MINSK (Reuters) - Belarusian President Alexander Lukashenko, once dubbed the last dictator in Europe by Washington, has seen protests come and go in his 26 years in power, but none quite like the one that is rippling through his usually loyal support base now.
The police have arrested hundreds in an effort to quell anti-government protests before an Aug. 9 presidential election, according to the government and human rights groups. But several police officers are among those who have taken to social media to challenge him, posting selfies with their faces covered by signs such as “Lukashenko is not my president”.
And even one of the country’s prominent athletes, usually loyal to the sports-loving president, has publicly criticised Lukashenko on Instagram for running the country like a “game without rules”.
“Candidates are put in jail, people are gagged. This is not the future of Belarus. Alexander Grigoryevich - you are not my president,” wrote basketball player Nikita Meshcheryakov, in a post that was later deleted.
The 65-year-old former boss of a Soviet collective farm is still widely expected to win a sixth term in office. Western monitoring agencies have not judged an election in the country to be free and fair since 1995.
But Lukashenko’s crackdown could derail his efforts to improve ties with the West at a time when relations with traditional ally Russia are strained.
According to political analyst Artem Shreibman, Lukashenko is running out of options to shore up his rule.
“I don’t see the protest mood declining. The actions of the authorities lead to even greater indignation. The baseline scenario is a large escalation in violence.”
Lukashenko has compared the protesters to criminal gangs, accusing them of fomenting unrest akin to the 2014 Maidan protests that toppled Ukraine’s Moscow-backed president, and of being supported from Russia and Poland. The police said the peaceful protests were cover for attempts to destabilise the country.
Anger over Lukashenko’s handling of the coronavirus pandemic has added to grievances over the economy and human rights.
Lukashenko laughed off fears about COVID-19 as a “psychosis” and suggested remedies such as drinking vodka instead of a lockdown.

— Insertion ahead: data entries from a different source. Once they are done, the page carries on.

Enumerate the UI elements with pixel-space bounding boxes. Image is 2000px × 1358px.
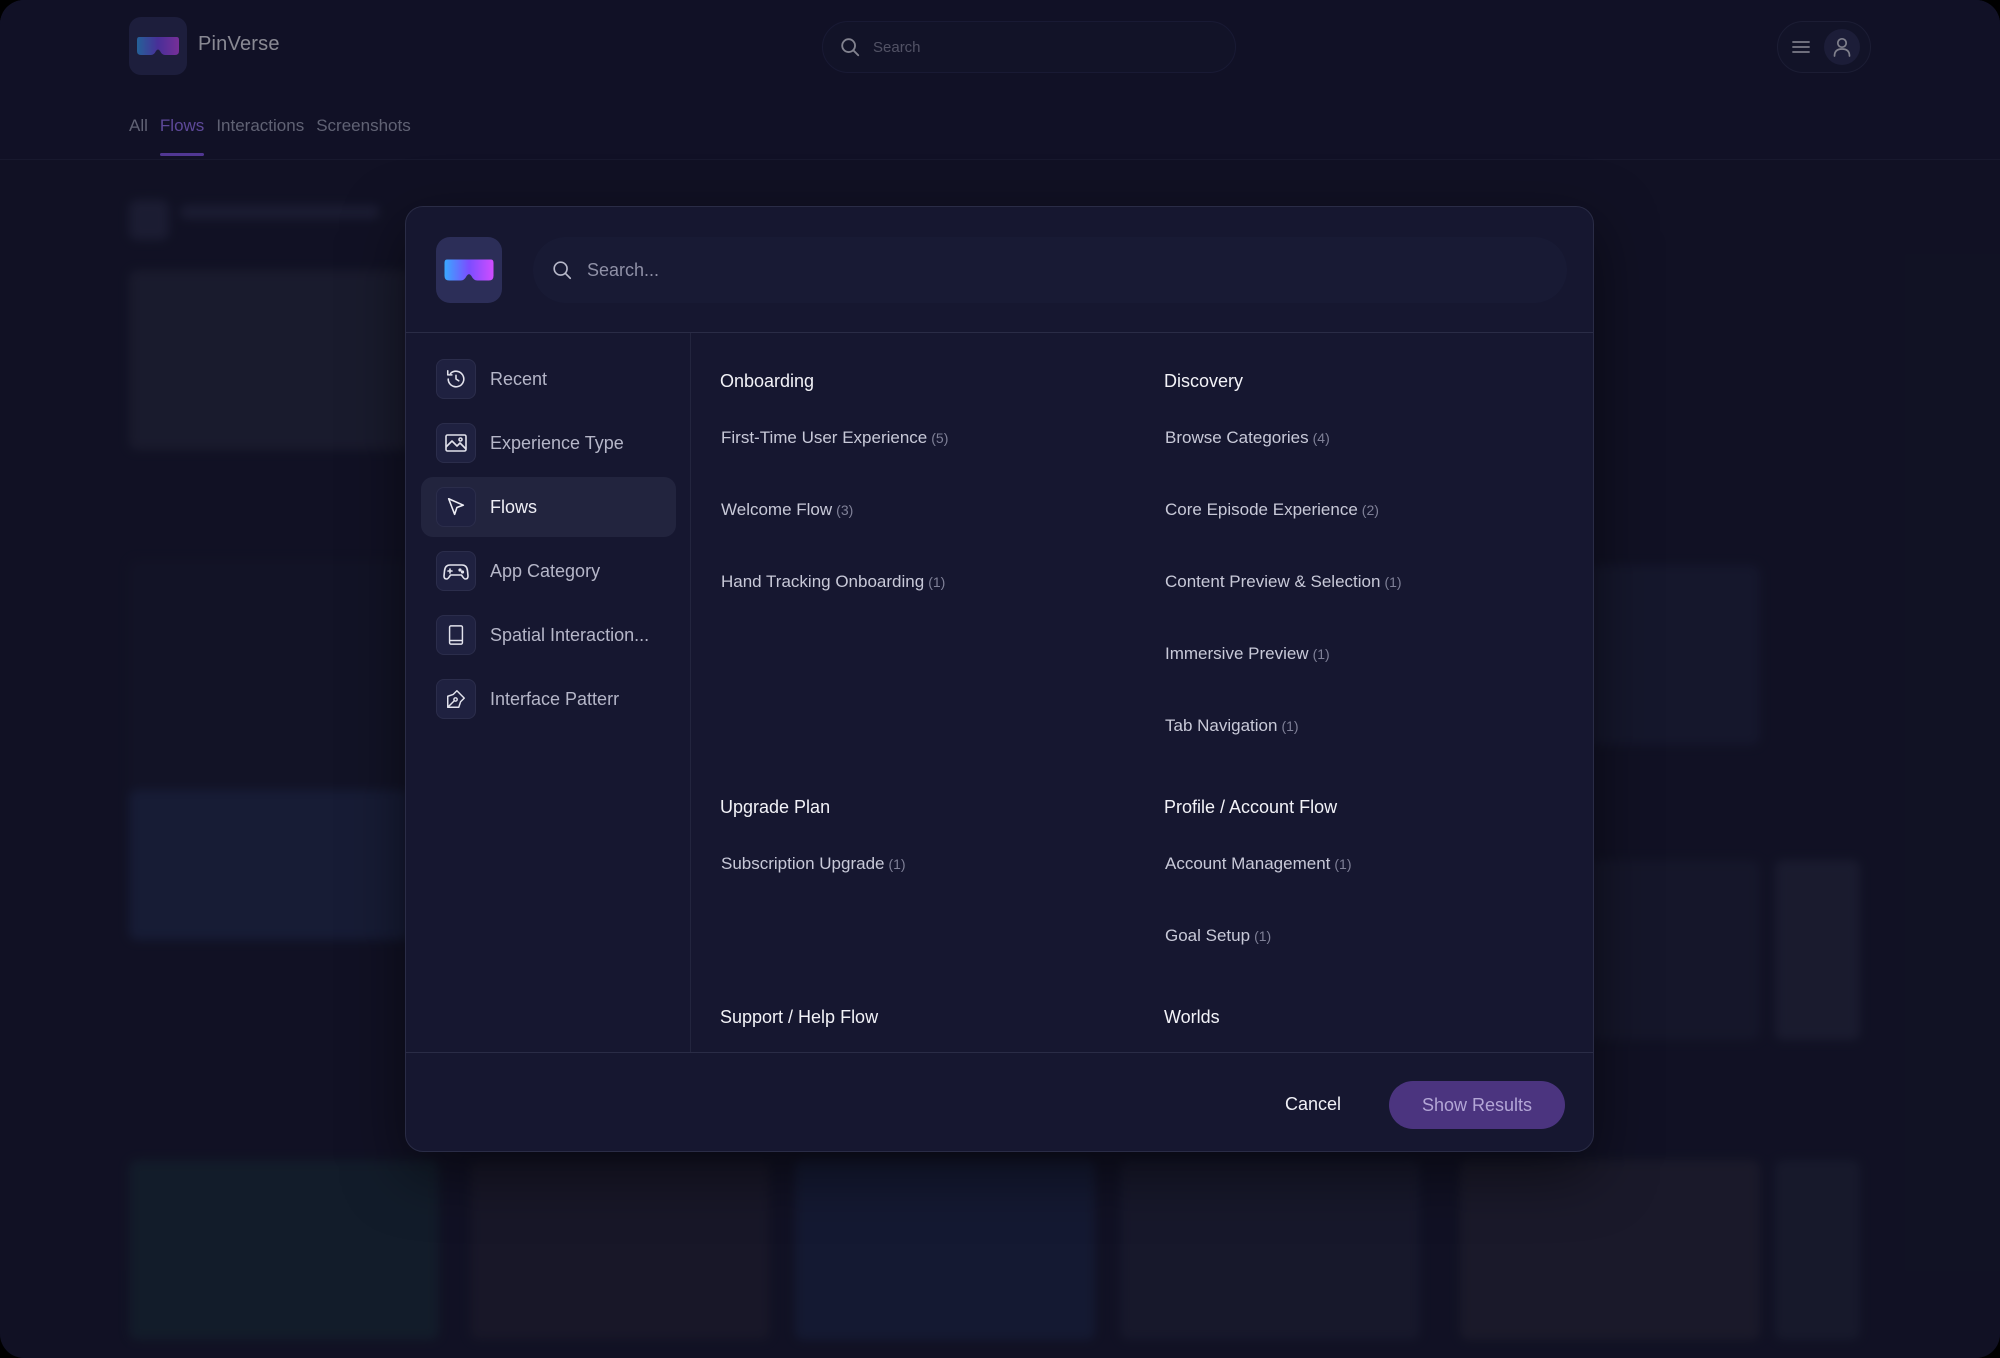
- header-search[interactable]: [822, 21, 1236, 73]
- sidebar-item-label: Recent: [490, 368, 548, 389]
- menu-icon[interactable]: [1792, 39, 1810, 55]
- image-icon: [436, 423, 476, 463]
- brand-name: PinVerse: [198, 33, 280, 55]
- option-first-time-user-experience[interactable]: First-Time User Experience (5): [721, 428, 948, 448]
- sidebar-item-label: Interface Patterr: [490, 688, 620, 709]
- option-goal-setup[interactable]: Goal Setup (1): [1165, 926, 1271, 946]
- group-title-support-help-flow: Support / Help Flow: [720, 1007, 879, 1027]
- option-count: (1): [1384, 574, 1402, 590]
- tab-flows[interactable]: Flows: [159, 116, 205, 156]
- modal-search-input[interactable]: [587, 259, 1487, 281]
- option-core-episode-experience[interactable]: Core Episode Experience (2): [1165, 500, 1379, 520]
- sidebar-item-experience-type[interactable]: Experience Type: [421, 413, 676, 473]
- sidebar-item-interface-pattern[interactable]: Interface Patterr: [421, 669, 676, 729]
- cancel-button[interactable]: Cancel: [1268, 1081, 1358, 1127]
- top-header: PinVerse All Flows I: [0, 0, 2000, 160]
- sidebar-item-flows[interactable]: Flows: [421, 477, 676, 537]
- sidebar-item-label: App Category: [490, 560, 601, 581]
- option-count: (3): [836, 502, 854, 518]
- filter-options: Onboarding First-Time User Experience (5)…: [692, 333, 1593, 1052]
- tab-interactions[interactable]: Interactions: [216, 116, 304, 156]
- search-icon: [841, 38, 860, 57]
- modal-footer: Cancel Show Results: [406, 1052, 1593, 1151]
- user-icon: [1833, 37, 1851, 57]
- vr-headset-icon: [137, 37, 179, 55]
- search-icon: [553, 261, 572, 280]
- pen-tool-icon: [436, 679, 476, 719]
- option-count: (1): [1254, 928, 1272, 944]
- app-window: PinVerse All Flows I: [0, 0, 2000, 1358]
- modal-search[interactable]: [533, 237, 1567, 303]
- option-label: Browse Categories: [1165, 428, 1309, 447]
- option-label: Welcome Flow: [721, 500, 833, 519]
- filter-modal: Recent Experience Type Flows: [405, 206, 1594, 1152]
- category-tabs: All Flows Interactions Screenshots: [129, 116, 411, 156]
- option-label: Core Episode Experience: [1165, 500, 1358, 519]
- option-hand-tracking-onboarding[interactable]: Hand Tracking Onboarding (1): [721, 572, 945, 592]
- group-title-profile-account-flow: Profile / Account Flow: [1164, 797, 1338, 817]
- option-count: (1): [1281, 718, 1299, 734]
- header-actions: [1777, 21, 1871, 73]
- option-count: (2): [1361, 502, 1379, 518]
- option-tab-navigation[interactable]: Tab Navigation (1): [1165, 716, 1299, 736]
- sidebar-item-spatial-interaction[interactable]: Spatial Interaction...: [421, 605, 676, 665]
- option-label: Account Management: [1165, 854, 1331, 873]
- option-count: (1): [928, 574, 946, 590]
- user-avatar[interactable]: [1824, 29, 1860, 65]
- sidebar-item-label: Experience Type: [490, 432, 624, 453]
- option-browse-categories[interactable]: Browse Categories (4): [1165, 428, 1330, 448]
- group-title-worlds: Worlds: [1164, 1007, 1220, 1027]
- option-welcome-flow[interactable]: Welcome Flow (3): [721, 500, 853, 520]
- option-label: Tab Navigation: [1165, 716, 1278, 735]
- option-count: (4): [1312, 430, 1330, 446]
- cursor-arrow-icon: [436, 487, 476, 527]
- sidebar-item-label: Flows: [490, 496, 538, 517]
- filter-sidebar: Recent Experience Type Flows App Categor…: [406, 333, 691, 1052]
- gamepad-icon: [436, 551, 476, 591]
- option-subscription-upgrade[interactable]: Subscription Upgrade (1): [721, 854, 906, 874]
- brand-logo[interactable]: [129, 17, 187, 75]
- sidebar-item-label: Spatial Interaction...: [490, 624, 650, 645]
- group-title-onboarding: Onboarding: [720, 371, 815, 391]
- option-label: Immersive Preview: [1165, 644, 1309, 663]
- option-label: Goal Setup: [1165, 926, 1251, 945]
- header-search-input[interactable]: [873, 38, 1213, 56]
- option-count: (5): [931, 430, 949, 446]
- option-count: (1): [888, 856, 906, 872]
- option-immersive-preview[interactable]: Immersive Preview (1): [1165, 644, 1330, 664]
- modal-header: [406, 207, 1593, 333]
- option-label: First-Time User Experience: [721, 428, 928, 447]
- option-label: Content Preview & Selection: [1165, 572, 1381, 591]
- group-title-upgrade-plan: Upgrade Plan: [720, 797, 831, 817]
- option-label: Hand Tracking Onboarding: [721, 572, 925, 591]
- vr-headset-icon: [444, 259, 494, 281]
- option-count: (1): [1334, 856, 1352, 872]
- show-results-button[interactable]: Show Results: [1389, 1081, 1565, 1129]
- option-account-management[interactable]: Account Management (1): [1165, 854, 1352, 874]
- group-title-discovery: Discovery: [1164, 371, 1244, 391]
- history-icon: [436, 359, 476, 399]
- book-icon: [436, 615, 476, 655]
- sidebar-item-app-category[interactable]: App Category: [421, 541, 676, 601]
- tab-screenshots[interactable]: Screenshots: [316, 116, 411, 156]
- option-count: (1): [1312, 646, 1330, 662]
- sidebar-item-recent[interactable]: Recent: [421, 349, 676, 409]
- option-content-preview-selection[interactable]: Content Preview & Selection (1): [1165, 572, 1402, 592]
- modal-logo: [436, 237, 502, 303]
- option-label: Subscription Upgrade: [721, 854, 885, 873]
- tab-all[interactable]: All: [129, 116, 148, 156]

That attitude frustrated voters such as Maxim Bogdanovich, a 19-year-old Harvard student who says the authorities have not done enough to protect doctors, including his father who works in a hospital.
Civil society stepped in to fill the breach, raising funds to buy personal protective equipment for hospitals or acting as volunteers.
Bogdanovich says people have become less afraid to speak out and he is now comfortable publicly calling Lukashenko a cockroach, a nickname dreamt up by protesters.
“I’m not afraid to say it on camera. Nothing made my heart skip a beat when I said that,” he said. “And a lack of this feeling in the heart is already something that has changed dramatically.”
Willingness to speak out was also in evidence last week, when police began arresting customers outside a gift shop in the capital Minsk that was selling T-shirts with a coded jibe at Lukashenko’s low popularity.
The next day, hundreds more queued up in solidarity.
The crackdown prompted a TV host from state-run media, Dmitry Kokhno, to criticise the police: “There are no criminals in this queue. What are you doing? I am disgusted and revolted to see what is happening.”
Another state TV journalist, Artemis Ahpash, turned on his colleagues in a Facebook post about their coverage: “Whenever from TV / Radio screens you utter a blatant lie about current events, what do you feel when you get home?”
Andrei Tkachev, who became a medical volunteer to help fight the coronavirus pandemic, was in the queue outside the giftshop. He said the authorities had yet to realise that Belarus had changed and that people had lost their fear.
“I’m not afraid that they will detain me,” he said. “I’m afraid of living under a dictatorship for another five years in fear and humiliation.”